Marche nationale contre la loi de réconciliation : l’opposition en ordre dispersé

 Marche nationale contre la loi de réconciliation : l’opposition en ordre dispersé

Dernière marche en date à Tunis


Tunis – Cinq partis politiques de gauche et de centre gauche se sont réunis les 4 et 5 septembre en vue d’organiser une grande marche nationale contre le projet de loi de réconciliation économique : al Jomhouri (qui a abrité la réunion dans ses locaux au 36 Avenue Bourguiba), Ettakatol, le Courant démocratique (al Tayyar), l’Alliance démocratique, et le Mouvement du Peuple. Seule ombre considérable au tableau, ce sera sans le Front Populaire, qui refuse toujours de défiler aux côtés des partis de l’ex troïka. 




 


Egalement à l’ordre du jour des tractations de ce weekend une coordination nationale chargée de superviser plus efficacement un mouvement qui ne cesse de prendre de l’ampleur. Une nouvelle bien accueillie par divers acteurs de la contestation anti loi que nous avons rencontrés : beaucoup se plaignent en effet du « manque de fiabilité » de la coordination préexistante, issue de la société civile, dont les promesses de se faire entendre dans la rue sont restées jusqu’ici sans suite.


Pour comprendre l’entêtement du Front Populaire, principale force de gauche au parlement, à boycotter toute initiative incluant Ettakatol et à plus forte raison le CPR, il faut revenir aux contentieux historiques qui opposent les deux principaux courants se réclamant du socialisme en Tunisie.  


 


Gauche anti islamiste VS islamo-gauchisme


Sur les réseaux sociaux, les disputes publiques sur multiplient entre des figures nationales appartenant au courant révolutionnaire « islam-friendly » et les modernistes hostiles à l’islam politique, qui se répartissent en trois sous-familles : les proches d’al Massar (« gauche des beaux quartiers » comme aiment à l’appeler ses détracteurs), le Parti des travailleurs, et les nationalistes du Watad, ce dernier étant considéré comme la mouvance la plus éradicatrice à l’égard de l’islam politique et ses alliés.


Emblématique de cette rivalité sur fond de conflit idéologique, la joute verbale par statuts interposés que se livrent depuis 24 heures Lamine Bouazizi, universitaire révolutionnaire plus connu dans le sud du pays, et Taieb Laguili, proche du Massar.


Au-delà des considérations philosophiques, l’épisode de l’assassinat de Chokri Belaïd, non encore élucidé, reste une source de crispations parfois irrationnelles entre les deux familles belligérantes : même si les enquêtes post 2013 n’ont rien donné d’autre que la piste Ansar al Charia, les uns reprochent aux autres le fait que l’assassinat ait eu lieu sous mandat de la troïka, laxiste pour les uns, « complice » pour les plus complotistes.

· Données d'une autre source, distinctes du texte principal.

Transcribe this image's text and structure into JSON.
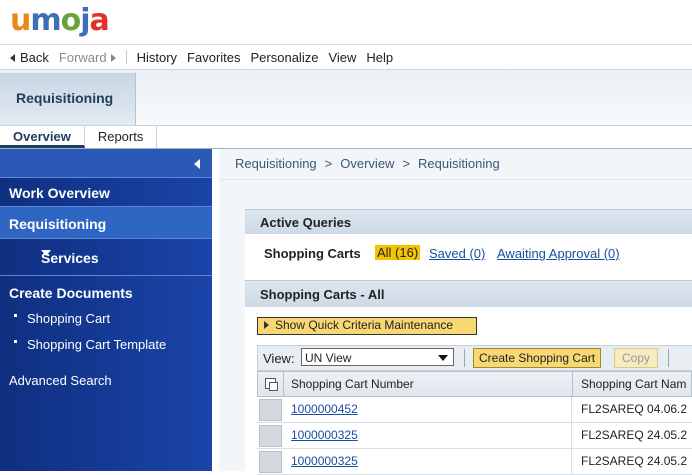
{
  "logo": {
    "u": "u",
    "m": "m",
    "o": "o",
    "j": "j",
    "a": "a"
  },
  "menu": {
    "back": "Back",
    "forward": "Forward",
    "history": "History",
    "favorites": "Favorites",
    "personalize": "Personalize",
    "view": "View",
    "help": "Help"
  },
  "top_tab": "Requisitioning",
  "sub_tabs": [
    "Overview",
    "Reports"
  ],
  "nav": {
    "work_overview": "Work Overview",
    "requisitioning": "Requisitioning",
    "services": "Services",
    "create_documents": "Create Documents",
    "links": [
      "Shopping Cart",
      "Shopping Cart Template"
    ],
    "advanced_search": "Advanced Search"
  },
  "breadcrumb": [
    "Requisitioning",
    ">",
    "Overview",
    ">",
    "Requisitioning"
  ],
  "active_queries": {
    "title": "Active Queries",
    "label": "Shopping Carts",
    "all": "All (16)",
    "saved": "Saved (0)",
    "awaiting": "Awaiting Approval (0)"
  },
  "shopping_carts": {
    "title": "Shopping Carts - All",
    "quick_criteria": "Show Quick Criteria Maintenance",
    "view_label": "View:",
    "view_value": "UN View",
    "create_button": "Create Shopping Cart",
    "copy_button": "Copy",
    "columns": [
      "Shopping Cart Number",
      "Shopping Cart Nam"
    ],
    "rows": [
      {
        "number": "1000000452",
        "name": "FL2SAREQ 04.06.2"
      },
      {
        "number": "1000000325",
        "name": "FL2SAREQ 24.05.2"
      },
      {
        "number": "1000000325",
        "name": "FL2SAREQ 24.05.2"
      }
    ]
  },
  "colors": {
    "nav_bg": "#1a44a8",
    "highlight": "#f3c500",
    "button_yellow": "#f7d873",
    "link": "#1a4ea0"
  }
}
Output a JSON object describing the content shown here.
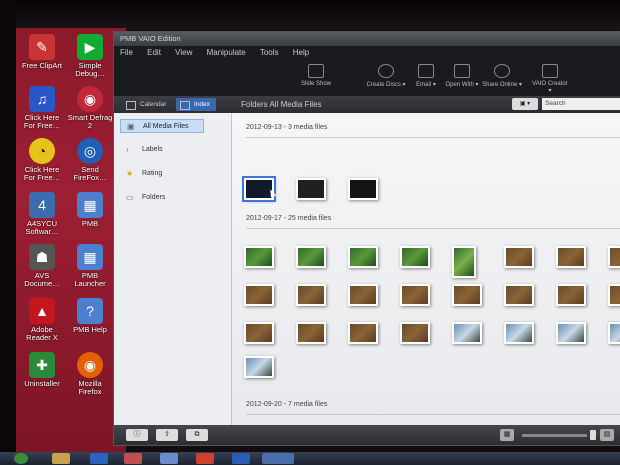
{
  "desktop_icons": [
    {
      "label": "Free ClipArt"
    },
    {
      "label": "Simple Debug…"
    },
    {
      "label": "Click Here\nFor Free…"
    },
    {
      "label": "Smart Defrag\n2"
    },
    {
      "label": "Click Here\nFor Free…"
    },
    {
      "label": "Send\nFireFox…"
    },
    {
      "label": "A4SYCU\nSoftwar…"
    },
    {
      "label": "PMB"
    },
    {
      "label": "AVS\nDocume…"
    },
    {
      "label": "PMB\nLauncher"
    },
    {
      "label": "Adobe\nReader X"
    },
    {
      "label": "PMB Help"
    },
    {
      "label": "Uninstaller"
    },
    {
      "label": "Mozilla\nFirefox"
    }
  ],
  "app": {
    "title": "PMB VAIO Edition",
    "menu": [
      "File",
      "Edit",
      "View",
      "Manipulate",
      "Tools",
      "Help"
    ],
    "toolbar": [
      {
        "label": "Slide Show",
        "icon": "slideshow-icon"
      },
      {
        "label": "Create Discs ▾",
        "icon": "disc-icon"
      },
      {
        "label": "Email ▾",
        "icon": "email-icon"
      },
      {
        "label": "Open With ▾",
        "icon": "open-with-icon"
      },
      {
        "label": "Share Online ▾",
        "icon": "share-icon"
      },
      {
        "label": "VAIO Creator ▾",
        "icon": "creator-icon"
      }
    ],
    "view_tabs": [
      "Calendar",
      "Index"
    ],
    "breadcrumb": "Folders  All Media Files",
    "search_placeholder": "Search",
    "sidebar": [
      "All Media Files",
      "Labels",
      "Rating",
      "Folders"
    ],
    "groups": [
      {
        "date": "2012-09-13",
        "count_text": "- 3 media files"
      },
      {
        "date": "2012-09-17",
        "count_text": "- 25 media files"
      },
      {
        "date": "2012-09-20",
        "count_text": "- 7 media files"
      }
    ]
  },
  "colors": {
    "accent": "#3a67b0",
    "desktop": "#9d1f33",
    "selection": "#3b78d6"
  }
}
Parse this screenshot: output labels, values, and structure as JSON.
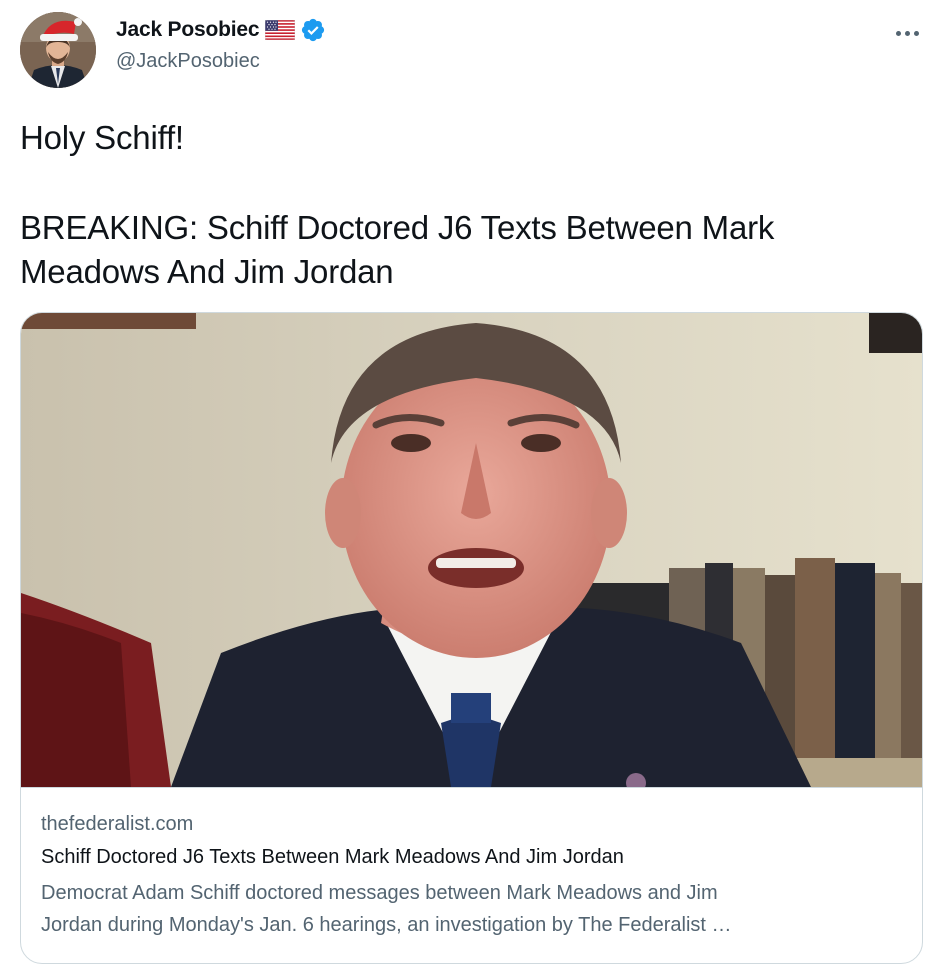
{
  "author": {
    "display_name": "Jack Posobiec",
    "handle": "@JackPosobiec",
    "flag_icon": "us-flag-icon",
    "verified_icon": "verified-badge-icon",
    "verified_color": "#1d9bf0"
  },
  "tweet": {
    "lines": [
      "Holy Schiff!",
      "BREAKING: Schiff Doctored J6 Texts Between Mark",
      "Meadows And Jim Jordan"
    ]
  },
  "card": {
    "domain": "thefederalist.com",
    "title": "Schiff Doctored J6 Texts Between Mark Meadows And Jim Jordan",
    "description_lines": [
      "Democrat Adam Schiff doctored messages between Mark Meadows and Jim",
      "Jordan during Monday's Jan. 6 hearings, an investigation by The Federalist …"
    ]
  },
  "menu": {
    "icon": "more-options-icon"
  }
}
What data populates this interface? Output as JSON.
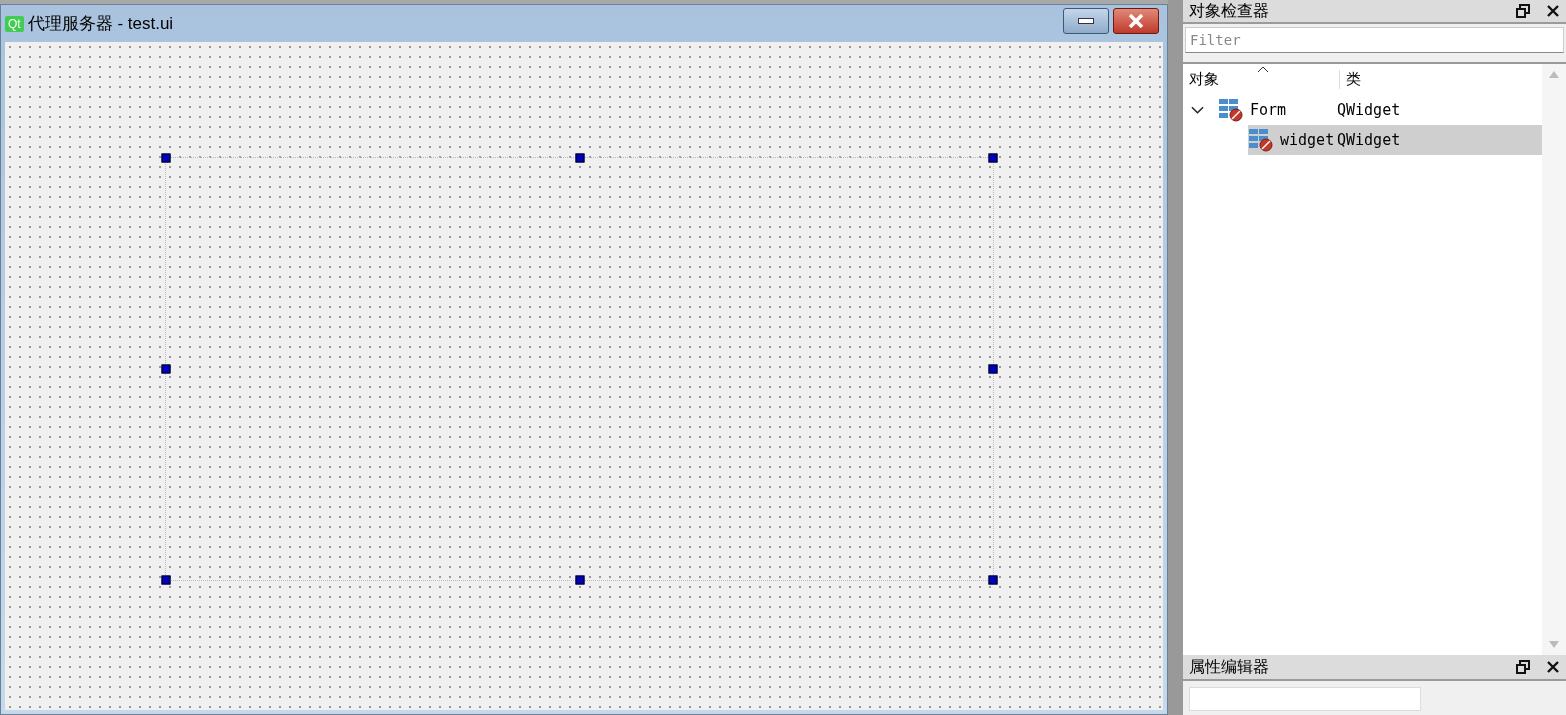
{
  "form_window": {
    "title": "代理服务器 - test.ui",
    "logo": "Qt",
    "selected_widget_visible": true
  },
  "object_inspector": {
    "title": "对象检查器",
    "filter": {
      "placeholder": "Filter"
    },
    "columns": [
      "对象",
      "类"
    ],
    "tree": [
      {
        "name": "Form",
        "class": "QWidget",
        "expanded": true,
        "selected": false,
        "children": [
          {
            "name": "widget",
            "class": "QWidget",
            "selected": true
          }
        ]
      }
    ]
  },
  "property_editor": {
    "title": "属性编辑器"
  }
}
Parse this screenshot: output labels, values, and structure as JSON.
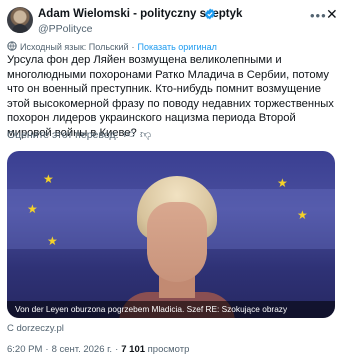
{
  "author": {
    "name": "Adam Wielomski - polityczny sceptyk",
    "handle": "@PPolityce",
    "verified_color": "#1d9bf0"
  },
  "header_icons": {
    "more": "more-icon",
    "close": "close-icon"
  },
  "translation": {
    "source_label": "Исходный язык: Польский",
    "show_original": "Показать оригинал"
  },
  "post": {
    "text": "Урсула фон дер Ляйен возмущена великолепными и многолюдными похоронами Ратко Младича в Сербии, потому что он военный преступник. Кто-нибудь помнит возмущение этой высокомерной фразу по поводу недавних торжественных похорон лидеров украинского нацизма периода Второй мировой войны в Киеве?"
  },
  "rate_translation": {
    "label": "Оцените этот перевод:"
  },
  "media": {
    "caption": "Von der Leyen oburzona pogrzebem Mladicia. Szef RE: Szokujące obrazy"
  },
  "source": "С dorzeczy.pl",
  "meta": {
    "time": "6:20 PM",
    "date": "8 сент. 2026 г.",
    "views_count": "7 101",
    "views_label": "просмотр"
  },
  "colors": {
    "accent": "#1d9bf0",
    "secondary_text": "#536471",
    "primary_text": "#0f1419"
  }
}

Début septembre, cela a donné lieu à une surprenante déclaration du successeur de Belaïd à la tête du Watad, Zied Lakhdhar, pour qui Adnène Mansar, conseiller de l’ex président Marzouki, est « le bras du projet sioniste-turque-qatari supervisé par les sphères les plus extrémistes aux Etats-Unis »…


Seule occurrence récente de collaboration entre les deux rivaux, le communiqué du 7 août dernier, sous forme de manifeste, co-signé par le Front Populaire via l’élu Mongi Rahoui et Samia Abbou du Courant démocratique, formation cousine du CPR.   


Pour plusieurs observateurs, défendable du temps de la troïka, la posture du Front Populaire relève aujourd’hui du déni de réalité : si en effet Ennahdha est l’objet de la discorde, aujourd’hui le parti de Rached Ghannouchi est allié de Nidaa Tounes au sein du quartet au pouvoir, ce qui le met définitivement hors du champ des alliances futures du CPR et affiliés.


Selon nos sources, on se dirige à l’heure qu’il est vers deux marches distinctes, l’une vendredi 11 septembre prochain, à la sortie des mosquées, l’autre, celle des « bourgeois-bohèmes » disent les premiers, le lendemain 12 septembre. Une division qui ne peut que faire le jeu des pro loi de réconciliation économique.